I run the new protocol (HISAT, StringTie, Ballgown) with 24 samples (13 unaffected vs 11 affected) to get differential expression. After run R package in Ballgown, I got only 4 genes with a qval under 0.05. My goal is to perform a pathway analysis, but with only 4 genes there is no possible to do that. I was also trying to figure out how ballgown is calculating fold change. Because, I would also like to know which of these are up or down regulated. But I don't know how is the relationship log2(affected/unaffected) or log2(unaffected/affected). When I got the FPKM values and I tried to get the value of log2(a/u), fold change from the results are close but are not the same. My main concern is about qval, I run the same bam file from hisat in cuffdiff and I get more than 3000 significant genes. And even running DESeq from gtf file from stringtie i got around 700 significant genes. For this reason, I don't think quality of the samples could be the problem. Any idea why am I getting only 4 genes?

Thank you 

I have the same issue too.
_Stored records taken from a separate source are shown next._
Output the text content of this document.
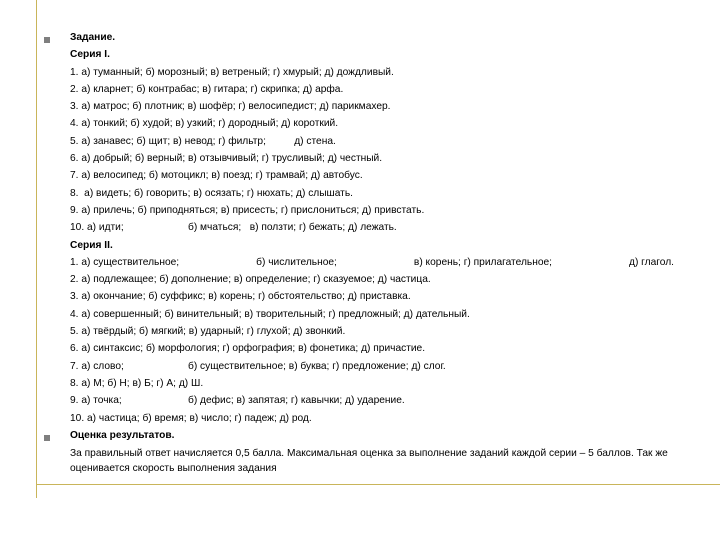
Задание.
Серия I.
1. а) туманный; б) морозный; в) ветреный; г) хмурый; д) дождливый.
2. а) кларнет; б) контрабас; в) гитара; г) скрипка; д) арфа.
3. а) матрос; б) плотник; в) шофёр; г) велосипедист; д) парикмахер.
4. а) тонкий; б) худой; в) узкий; г) дородный; д) короткий.
5. а) занавес; б) щит; в) невод; г) фильтр;          д) стена.
6. а) добрый; б) верный; в) отзывчивый; г) трусливый; д) честный.
7. а) велосипед; б) мотоцикл; в) поезд; г) трамвай; д) автобус.
8.  а) видеть; б) говорить; в) осязать; г) нюхать; д) слышать.
9. а) прилечь; б) приподняться; в) присесть; г) прислониться; д) привстать.
10. а) идти;	б) мчаться;   в) ползти; г) бежать; д) лежать.
Серия II.
1. а) существительное;	б) числительное;	в) корень; г) прилагательное;	д) глагол.
2. а) подлежащее; б) дополнение; в) определение; г) сказуемое; д) частица.
3. а) окончание; б) суффикс; в) корень; г) обстоятельство; д) приставка.
4. а) совершенный; б) винительный; в) творительный; г) предложный; д) дательный.
5. а) твёрдый; б) мягкий; в) ударный; г) глухой; д) звонкий.
6. а) синтаксис; б) морфология; г) орфография; в) фонетика; д) причастие.
7. а) слово;	б) существительное; в) буква; г) предложение; д) слог.
8. а) М; б) Н; в) Б; г) А; д) Ш.
9. а) точка;	б) дефис; в) запятая; г) кавычки; д) ударение.
10. а) частица; б) время; в) число; г) падеж; д) род.
Оценка результатов.
За правильный ответ начисляется 0,5 балла. Максимальная оценка за выполнение заданий каждой серии – 5 баллов. Так же оценивается скорость выполнения задания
Does it have to do with more stringent value set for FDR? I get comparable results when the FDR is set <0.001 in cudiff. How one sets the FDR in Ballgown?

Hi, 

I have the same issue. I have RNA seq data for 3 genotypes and 3 cell types. Each cell type has 3 replicates (27 samples in total). When i do pairwise comparisons (one genotype to another for the same cell type), i get very few genes with qvalue less then 0.05. But when i do full model (effect of genotype) then i get many genes with q<0.05. What can be a solution in this case?